Wenn die USA alle Protektionsbestimmungen gegen die EU aufheben würden, könnten sie gleich morgen bei der Weltbank den Staatsbankrott anmelden.

Die EU ist in einer viel zu starken Position. Der Binnenhandel hat hier eine weit höhere Bedeutung als irgendwo sonst auf der Welt. Der Euro ist noch etwas eher real bewertet, während der Dollar trotz künstlicher Abwertung gegenüber dem Euro immer noch durch riesige international verteilte Devisenreserven gestützt werden muss. Der EU-Außenhandel mit Osteuropa und Asien ist jetzt schon viel wichtiger als der mit den USA.

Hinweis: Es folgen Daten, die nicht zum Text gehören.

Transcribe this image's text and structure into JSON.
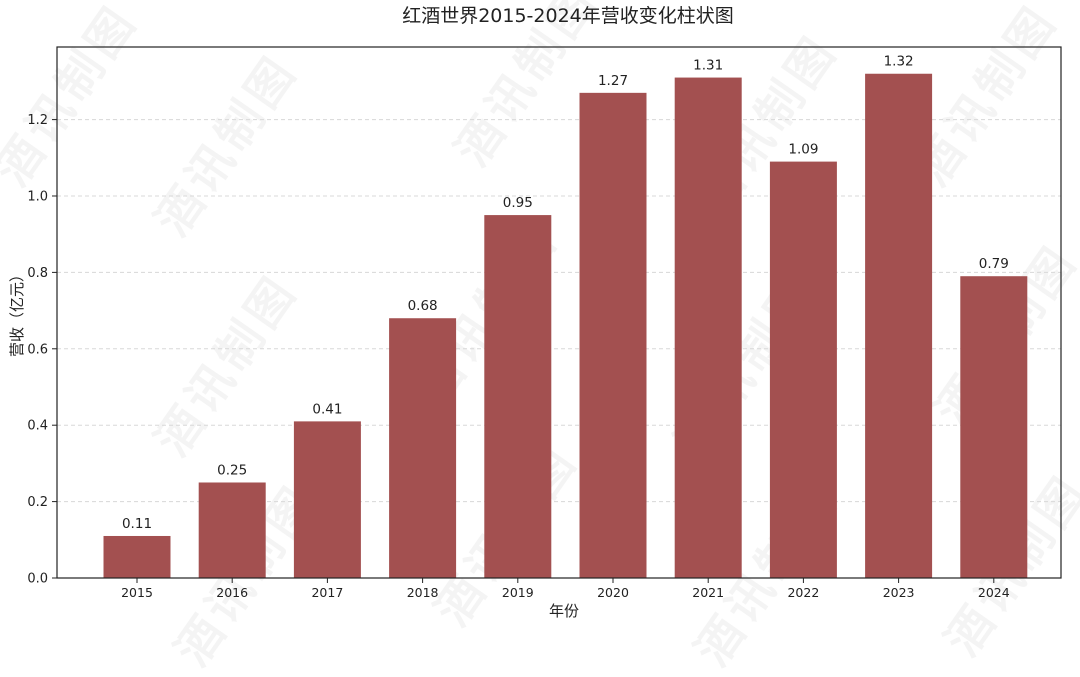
{
  "watermark": "酒讯制图",
  "colors": {
    "bar": "#a35050",
    "axis": "#222222",
    "grid": "#d8d8d8",
    "text": "#222222"
  },
  "chart_data": {
    "type": "bar",
    "title": "红酒世界2015-2024年营收变化柱状图",
    "xlabel": "年份",
    "ylabel": "营收（亿元）",
    "categories": [
      "2015",
      "2016",
      "2017",
      "2018",
      "2019",
      "2020",
      "2021",
      "2022",
      "2023",
      "2024"
    ],
    "values": [
      0.11,
      0.25,
      0.41,
      0.68,
      0.95,
      1.27,
      1.31,
      1.09,
      1.32,
      0.79
    ],
    "value_labels": [
      "0.11",
      "0.25",
      "0.41",
      "0.68",
      "0.95",
      "1.27",
      "1.31",
      "1.09",
      "1.32",
      "0.79"
    ],
    "yticks": [
      "0.0",
      "0.2",
      "0.4",
      "0.6",
      "0.8",
      "1.0",
      "1.2"
    ],
    "ylim": [
      0,
      1.39
    ],
    "grid": "horizontal dashed"
  }
}
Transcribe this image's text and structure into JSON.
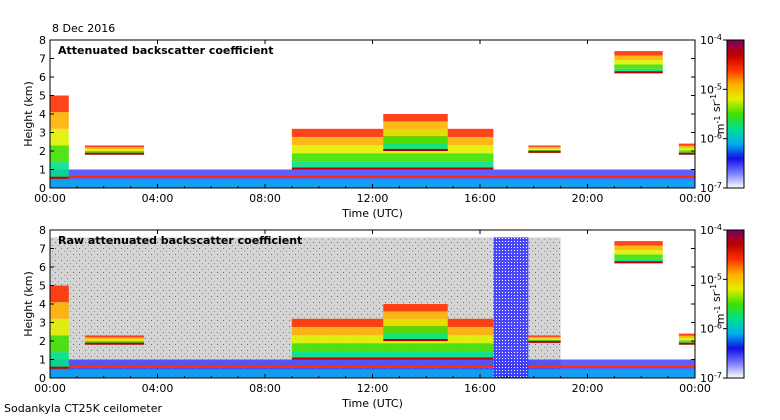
{
  "date_label": "8 Dec 2016",
  "instrument_label": "Sodankyla CT25K ceilometer",
  "chart_data": [
    {
      "type": "heatmap",
      "title": "Attenuated backscatter coefficient",
      "xlabel": "Time (UTC)",
      "ylabel": "Height (km)",
      "x_ticks": [
        "00:00",
        "04:00",
        "08:00",
        "12:00",
        "16:00",
        "20:00",
        "00:00"
      ],
      "xlim_hours": [
        0,
        24
      ],
      "y_ticks": [
        0,
        1,
        2,
        3,
        4,
        5,
        6,
        7,
        8
      ],
      "ylim": [
        0,
        8
      ],
      "colorbar": {
        "unit": "m-1 sr-1",
        "scale": "log",
        "ticks": [
          "10-4",
          "10-5",
          "10-6",
          "10-7"
        ],
        "range": [
          1e-07,
          0.0001
        ],
        "colors": [
          "#ffffff",
          "#7b7bff",
          "#1010e6",
          "#00b0f0",
          "#00e08a",
          "#40e000",
          "#e0f000",
          "#ffb000",
          "#ff3000",
          "#c00000",
          "#7a0060"
        ]
      },
      "features": [
        {
          "name": "boundary layer",
          "x_hours": [
            0,
            24
          ],
          "y_km": [
            0,
            1
          ]
        },
        {
          "name": "low cloud",
          "x_hours": [
            0,
            0.7
          ],
          "y_km": [
            0.5,
            5
          ]
        },
        {
          "name": "cloud layer",
          "x_hours": [
            1.3,
            3.5
          ],
          "y_km": [
            1.8,
            2.3
          ]
        },
        {
          "name": "cloud layer",
          "x_hours": [
            9,
            16.5
          ],
          "y_km": [
            1.0,
            3.2
          ]
        },
        {
          "name": "cloud layer",
          "x_hours": [
            12.4,
            14.8
          ],
          "y_km": [
            2.0,
            4.0
          ]
        },
        {
          "name": "cloud layer",
          "x_hours": [
            17.8,
            19.0
          ],
          "y_km": [
            1.9,
            2.3
          ]
        },
        {
          "name": "cloud layer",
          "x_hours": [
            21.0,
            22.8
          ],
          "y_km": [
            6.2,
            7.4
          ]
        },
        {
          "name": "cloud layer",
          "x_hours": [
            23.4,
            24
          ],
          "y_km": [
            1.8,
            2.4
          ]
        }
      ],
      "grid": false
    },
    {
      "type": "heatmap",
      "title": "Raw attenuated backscatter coefficient",
      "xlabel": "Time (UTC)",
      "ylabel": "Height (km)",
      "x_ticks": [
        "00:00",
        "04:00",
        "08:00",
        "12:00",
        "16:00",
        "20:00",
        "00:00"
      ],
      "xlim_hours": [
        0,
        24
      ],
      "y_ticks": [
        0,
        1,
        2,
        3,
        4,
        5,
        6,
        7,
        8
      ],
      "ylim": [
        0,
        8
      ],
      "colorbar": {
        "unit": "m-1 sr-1",
        "scale": "log",
        "ticks": [
          "10-4",
          "10-5",
          "10-6",
          "10-7"
        ],
        "range": [
          1e-07,
          0.0001
        ],
        "colors": [
          "#ffffff",
          "#7b7bff",
          "#1010e6",
          "#00b0f0",
          "#00e08a",
          "#40e000",
          "#e0f000",
          "#ffb000",
          "#ff3000",
          "#c00000",
          "#7a0060"
        ]
      },
      "noise_background": {
        "color": "#d4d4d4",
        "x_hours": [
          0,
          19.0
        ],
        "y_km": [
          0,
          7.6
        ]
      },
      "features": [
        {
          "name": "boundary layer",
          "x_hours": [
            0,
            24
          ],
          "y_km": [
            0,
            1
          ]
        },
        {
          "name": "low cloud",
          "x_hours": [
            0,
            0.7
          ],
          "y_km": [
            0.5,
            5
          ]
        },
        {
          "name": "cloud layer",
          "x_hours": [
            1.3,
            3.5
          ],
          "y_km": [
            1.8,
            2.3
          ]
        },
        {
          "name": "cloud layer",
          "x_hours": [
            9,
            16.5
          ],
          "y_km": [
            1.0,
            3.2
          ]
        },
        {
          "name": "cloud layer",
          "x_hours": [
            12.4,
            14.8
          ],
          "y_km": [
            2.0,
            4.0
          ]
        },
        {
          "name": "noise column",
          "x_hours": [
            16.5,
            17.8
          ],
          "y_km": [
            0,
            7.6
          ]
        },
        {
          "name": "cloud layer",
          "x_hours": [
            17.8,
            19.0
          ],
          "y_km": [
            1.9,
            2.3
          ]
        },
        {
          "name": "cloud layer",
          "x_hours": [
            21.0,
            22.8
          ],
          "y_km": [
            6.2,
            7.4
          ]
        },
        {
          "name": "cloud layer",
          "x_hours": [
            23.4,
            24
          ],
          "y_km": [
            1.8,
            2.4
          ]
        }
      ],
      "grid": false
    }
  ]
}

Ob uns das im einzelnen passt oder nicht: unsere künftigen Wirtschafts- und Handelspartner sind in Osteuropa, Asien und Lateinamerika. Was nicht heißen soll, dass die EU ihre Bemühungen auf eine Verbesserung der Handelsbeziehungen mit den USA einstellen soll.

Man sollte lediglich auf eine weitere Verschlechterung diesbezüglich vorbereitet sein, die im Bereich des möglichen liegt.


Vielfältig wurde in der öffentlichen Diskussion mit einer Gegenüberstellung des guten Wirtschaftswachstums in den USA im Vergleich zu Deutschland argumentiert. Im Zusammenhang mit der täglich geführten, unsäglichen „Standortdebatte“ war hier auch täglich von den im Vergleich zu den USA angeblich zu hohen Steuern und Sozialabgaben die Rede. Seit der schweren Finanzkrise scheint die Kritik am deutschen Steuer- und Sozialsystem jedoch zunehmend zu verstummen. Die gegenwärtig in den USA herrschenden Zustände wünscht sich hier kaum jemand ernsthaft herbei.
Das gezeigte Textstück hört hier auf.